By Robert Muller
USTI NAD LABEM, Czech Republic (Reuters) – Czech Prime Minister Andrej Babis launched his populist ANO party’s campaign for re-election on Thursday vowing to keep out migrants and prevent ceding national powers to Brussels.
The central European country took in almost no migrants when a wave of asylum seekers swept the continent in 2015, and echoing Hungary’s leader Viktor Orban, Babis has continued to resist accepting migrants as an important part of his message to the public.
“This is the last chance to protect our national interests, living standards, our culture,” Babis said, launching the campaign for the Oct. 8-9 parliamentary election on his 67th birthday in the northern city of Usti nad Labem.
He said the opposition would hand over national sovereignty to Brussels and “break up” the Visegrad Group alliance with Slovakia, Hungary and Poland, which Babis has praised despite Hungary’s and Poland’s frequent standoffs with European institutions.
“As long as I am prime minister, we will not accept a single illegal migrant,” he said, recalling his resistance to past EU plans to distribute asylum seekers across the bloc.
ANO is leading in opinion polls, but not by enough to win an outright majority, raising the possibility of lengthy post-election haggling over a new administration.
A centre-left coalition and another on the centre-right are the main challengers to Babis. The latest opinion polls gave ANO around 30% support, followed by the two opposition groups with around 20% each and a handful of smaller parties who could become kingmakers.
Babis vowed not to adopt the euro currency and to continue raising pensions, in a nod to ANO’s strongest electoral support base.
The country has suffered the second-highest coronavirus death rate per population in the EU and one of the highest in the world, with over 30,400 deaths so far.
The opposition groups have accused Babis of mismanagement, and they topped opinion polls in the spring when the pandemic filled up hospitals. But their support has since dipped.
The opposition accuse Babis of conflicts of interest as a prime minister and founder of the Agrofert chemicals, farming and media empire. Babis has moved his firms to trust funds, which he says is sufficient to comply with the law.
He also faces a protracted fraud investigation relating to an EU grant, but he denies any wrongdoing.

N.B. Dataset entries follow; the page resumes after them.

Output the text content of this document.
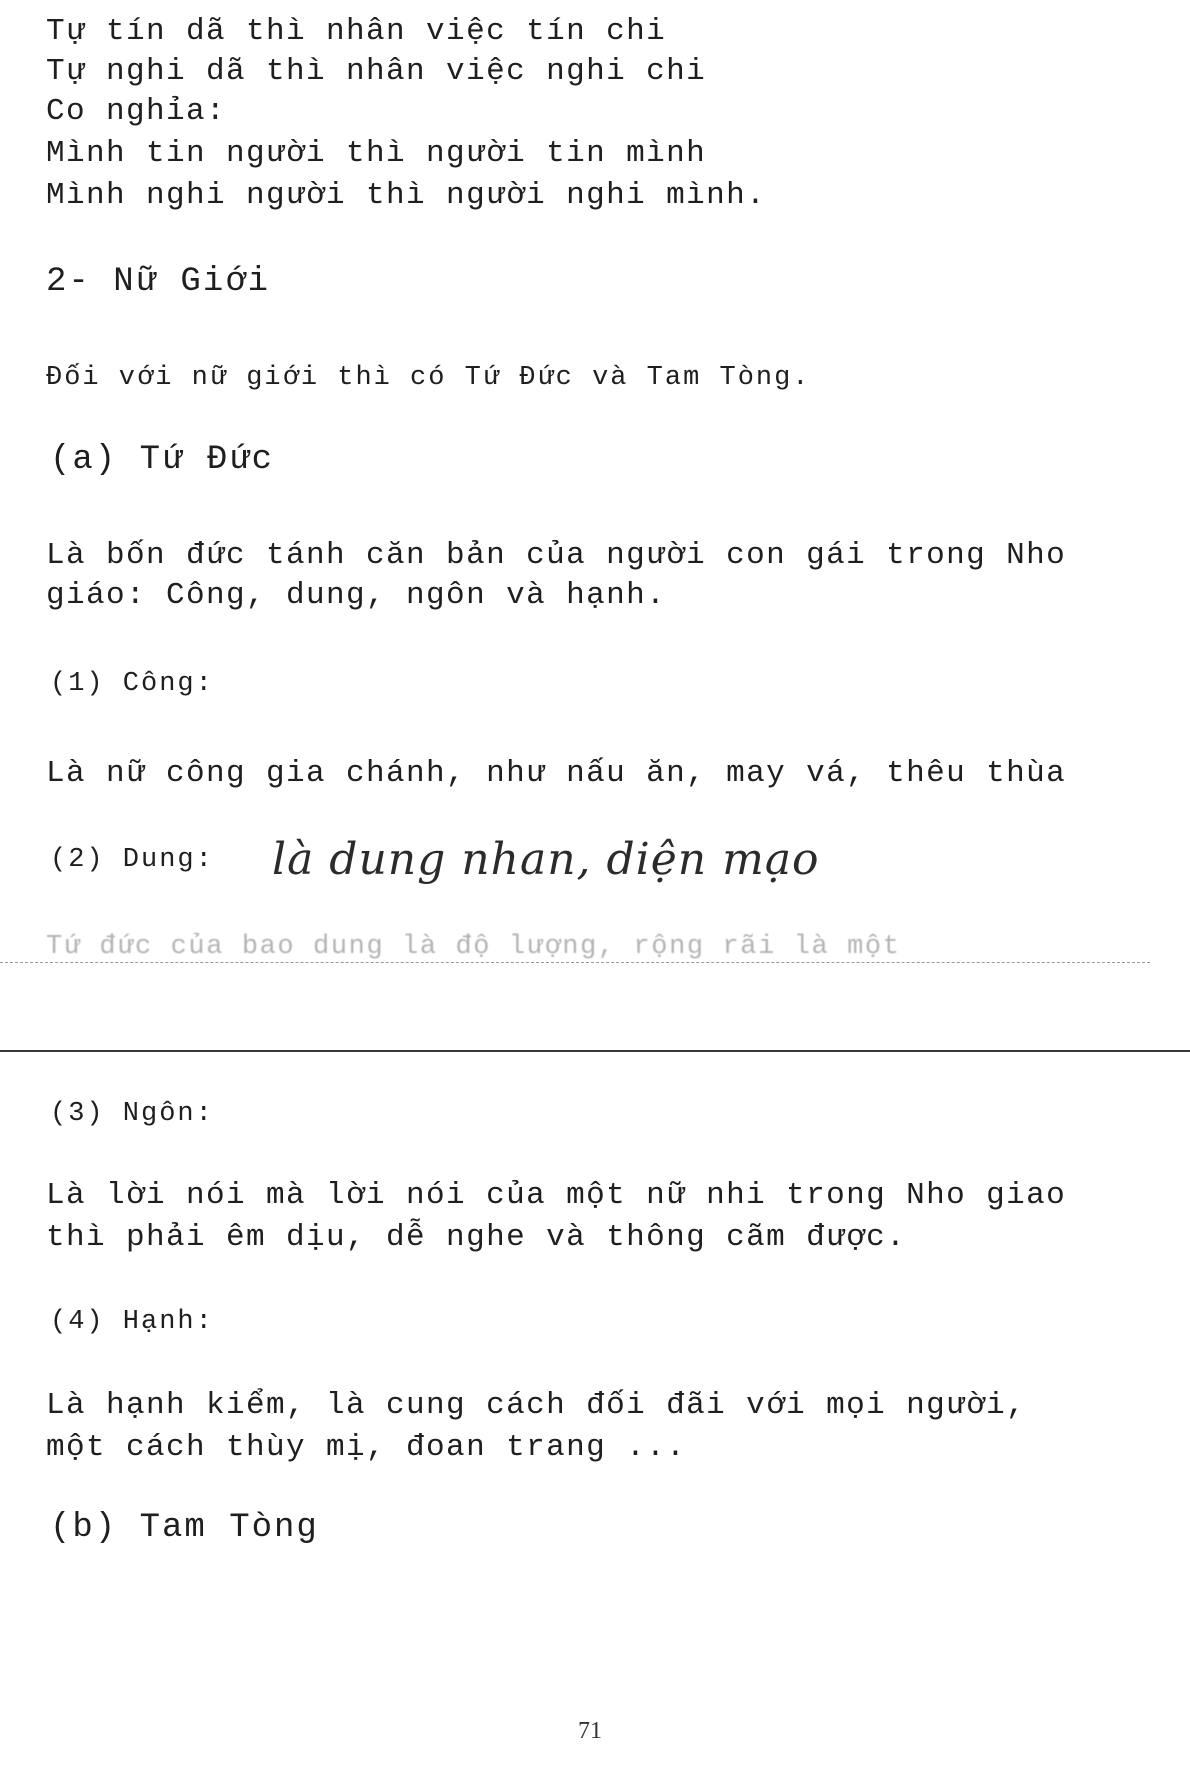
Tự tín dã thì nhân việc tín chi
Tự nghi dã thì nhân việc nghi chi
Co nghỉa:
Mình tin người thì người tin mình
Mình nghi người thì người nghi mình.
2- Nữ Giới
Đối với nữ giới thì có Tứ Đức và Tam Tòng.
(a) Tứ Đức
Là bốn đức tánh căn bản của người con gái trong Nho
giáo: Công, dung, ngôn và hạnh.
(1) Công:
Là nữ công gia chánh, như nấu ăn, may vá, thêu thùa
(2) Dung: là dung nhan, diện mạo
Tứ đức của bao dung là độ lượng, rộng rãi là một
(3) Ngôn:
Là lời nói mà lời nói của một nữ nhi trong Nho giao
thì phải êm dịu, dễ nghe và thông cãm được.
(4) Hạnh:
Là hạnh kiểm, là cung cách đối đãi với mọi người,
một cách thùy mị, đoan trang ...
(b) Tam Tòng
71
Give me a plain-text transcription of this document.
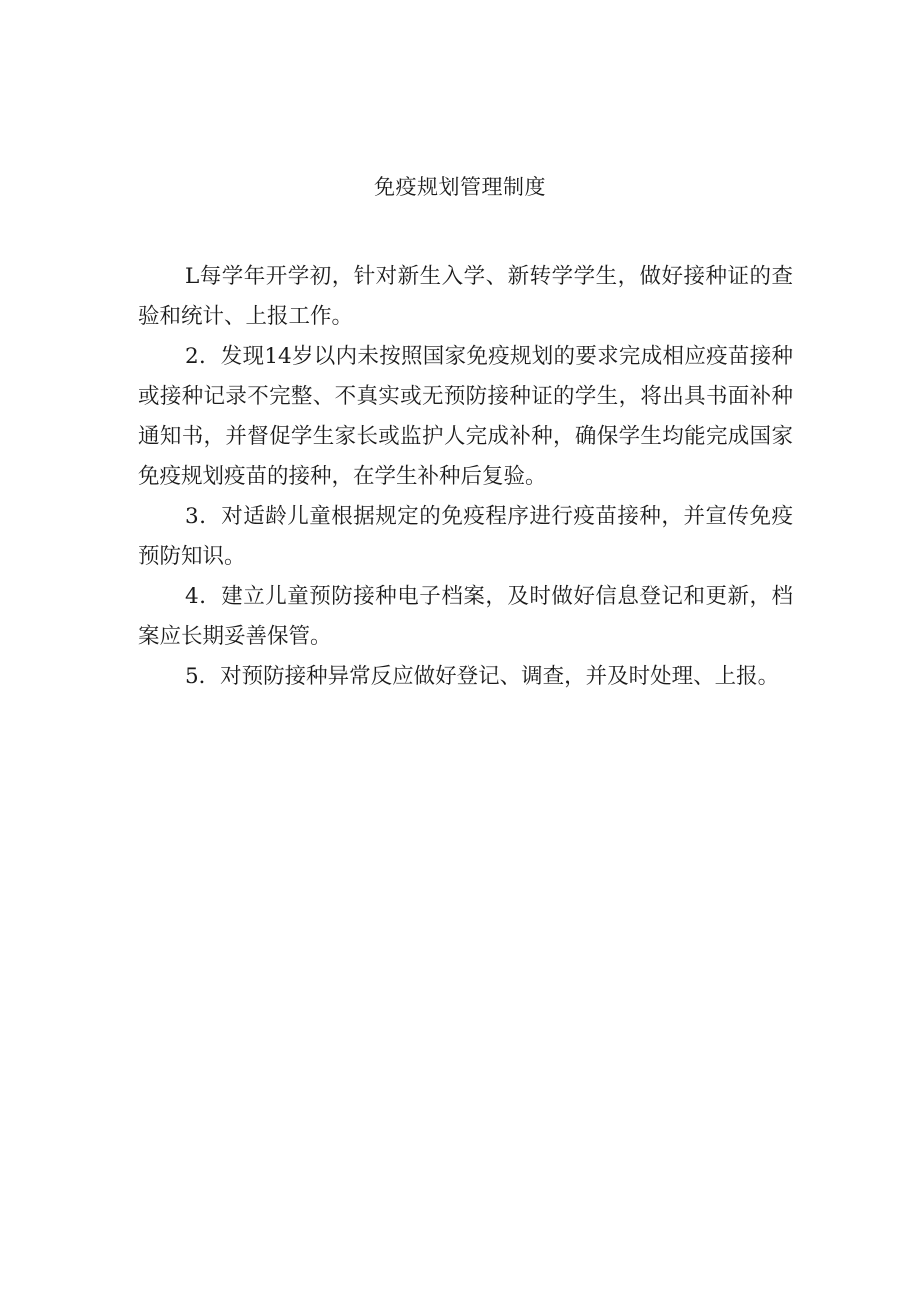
免疫规划管理制度

L每学年开学初，针对新生入学、新转学学生，做好接种证的查验和统计、上报工作。

2．发现14岁以内未按照国家免疫规划的要求完成相应疫苗接种或接种记录不完整、不真实或无预防接种证的学生，将出具书面补种通知书，并督促学生家长或监护人完成补种，确保学生均能完成国家免疫规划疫苗的接种，在学生补种后复验。

3．对适龄儿童根据规定的免疫程序进行疫苗接种，并宣传免疫预防知识。

4．建立儿童预防接种电子档案，及时做好信息登记和更新，档案应长期妥善保管。

5．对预防接种异常反应做好登记、调查，并及时处理、上报。
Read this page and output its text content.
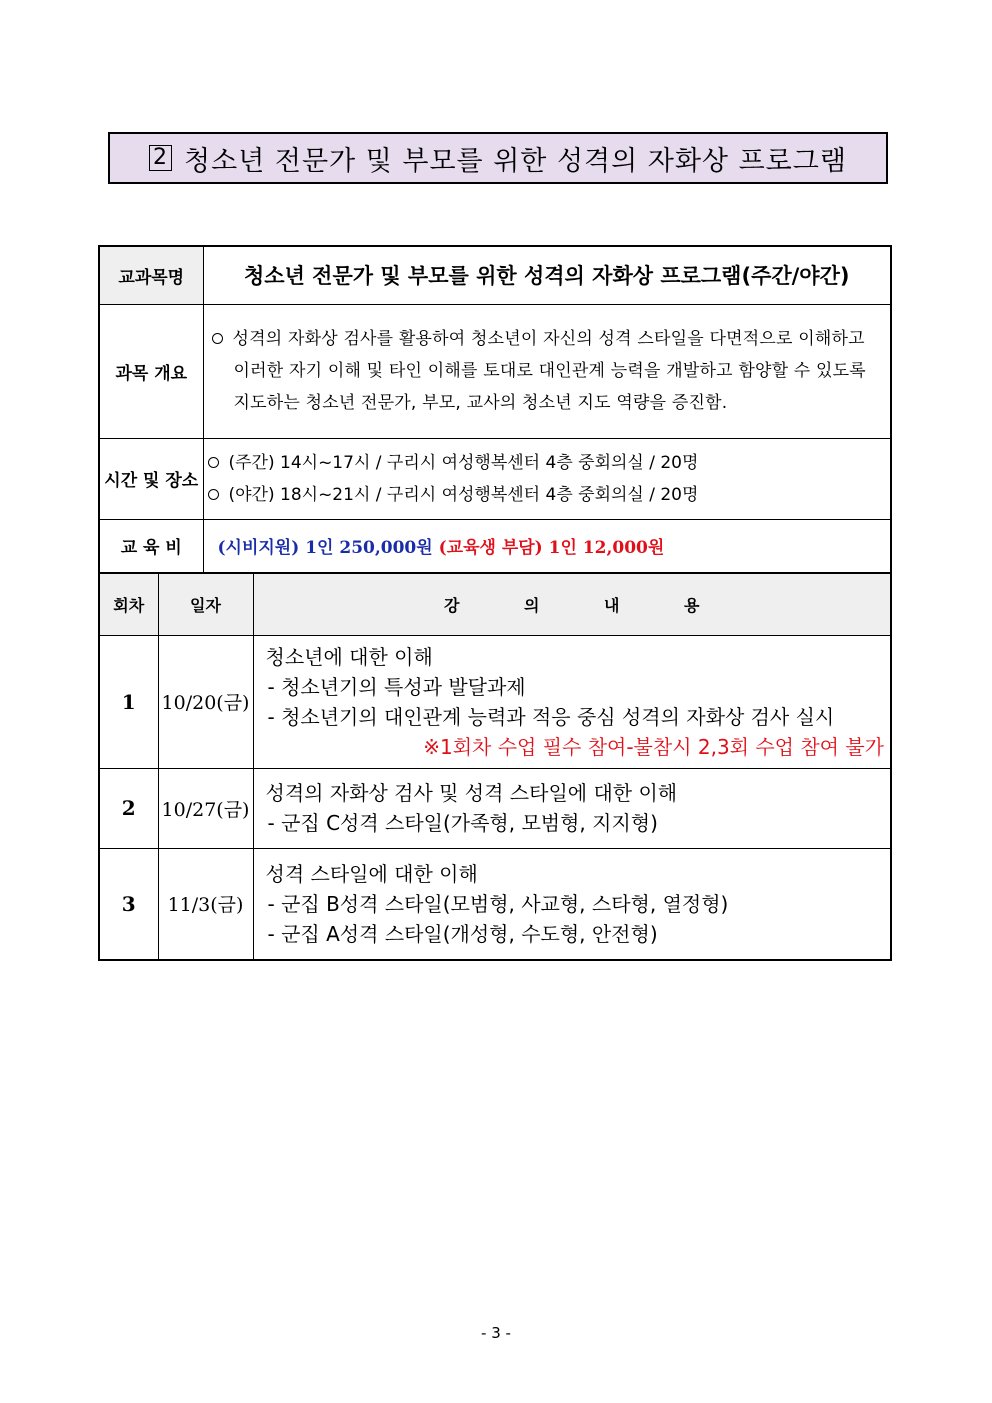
2 청소년 전문가 및 부모를 위한 성격의 자화상 프로그램
교과목명	청소년 전문가 및 부모를 위한 성격의 자화상 프로그램(주간/야간)
과목 개요	성격의 자화상 검사를 활용하여 청소년이 자신의 성격 스타일을 다면적으로 이해하고 이러한 자기 이해 및 타인 이해를 토대로 대인관계 능력을 개발하고 함양할 수 있도록 지도하는 청소년 전문가, 부모, 교사의 청소년 지도 역량을 증진함.
시간 및 장소	(주간) 14시~17시 / 구리시 여성행복센터 4층 중회의실 / 20명
(야간) 18시~21시 / 구리시 여성행복센터 4층 중회의실 / 20명

교 육 비	(시비지원) 1인 250,000원 (교육생 부담) 1인 12,000원
회차	일자	강 의 내 용
1	10/20(금)	청소년에 대한 이해
- 청소년기의 특성과 발달과제
- 청소년기의 대인관계 능력과 적응 중심 성격의 자화상 검사 실시
※1회차 수업 필수 참여-불참시 2,3회 수업 참여 불가

2	10/27(금)	성격의 자화상 검사 및 성격 스타일에 대한 이해
- 군집 C성격 스타일(가족형, 모범형, 지지형)

3	11/3(금)	성격 스타일에 대한 이해
- 군집 B성격 스타일(모범형, 사교형, 스타형, 열정형)
- 군집 A성격 스타일(개성형, 수도형, 안전형)
- 3 -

The government has been helped by a solid economic rebound, with the finance ministry forecasting 3.2% economic growth this year.
It has cut income taxes and raised public sector wages and pensions, which together with the impact of the pandemic have helped widen this year’s expected budget deficit to 7.7%. Private sector economists have called this reckless.
President Milos Zeman has said he would reappoint Babis as prime minister if ANO wins the most votes as a single party, which is almost certain given that the main challengers are coalitions including two and three parties.
This could give Babis months in power after the election even if he struggles to form a ruling majority.